Refugee doctors are an asset to the NHS - Refugee Council
February 8, 2016

Refugee doctors are an asset to the NHS

refugeehealthprofessionalsgraphicAfter retirement from 40 years as deputy head of a London secondary school, Tony was inspired to become an ESOL teacher following conversations with his local Big Issue vendor. Now, he is a volunteer English teacher at the Refugee Council, helping refugee doctors re-qualify to use their skills in the NHS.

There’s a real frustration among my students. Ahmed*, a surgeon from Syria, is worried that he is losing his skills as he spends longer and longer periods not practicing his profession.

Doctors must pass the tough IELTS English test before taking their medical exams. It may take 2-3 years to reach the score required by the General Medical Council.  For many refugee health professionals, this test is the biggest obstacle in the process of re-qualifying. Alongside this, they need a sound knowledge of the labour market and recruitment process as well as relevant work experience.

Obi, a refugee from Nigeria now working as a doctor in A&E in the NHS found re-qualifying in the UK really challenging; the process can take years. Many refugee doctors work to support themselves and study at the same time. Helal, a refugee doctor from Afghanistan, worked with the British army and was targeted by the Taliban before he fled to the UK. Helal passed IELTS in 2014, after 3 years of studying. Last year he passed both medical exams and has finally obtained licence to practice.

Farkhanda, a refugee from Afghanistan, studied medicine for 5 years before the Taliban closed down education for women. With the help of the Refugee Council she now has a job in a London hospital.

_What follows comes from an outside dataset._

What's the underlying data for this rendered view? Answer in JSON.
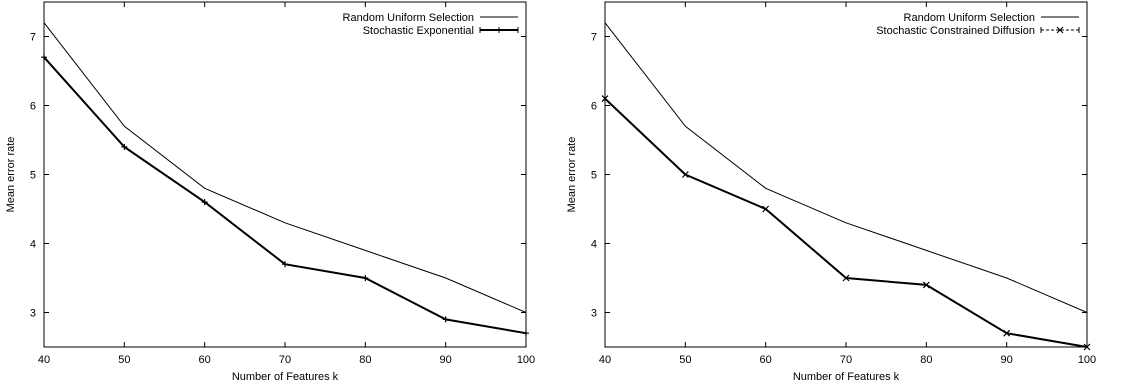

Did you know? It costs an average of £294,000 to train a new health professional in the UK. For the same cost, 10-12 Refugee Health Professionals can be retrained to practice in the UK each year.

One of my students and I met every week to study. He worked his socks off. He passed his exams and now runs a training course to help other refugee re-qualify to work in the NHS.

What’s kept me volunteering for so long is that I love it. It is frustrating and challenging, but I am using my skills to enable other professionals to one day use theirs again. Refugee Health Professionals have a lot to offer when they arrive in the UK, but the return to practicing can be a long and complicated process. They are an asset to the healthcare system.

*names have been changed to protect the identity of individuals.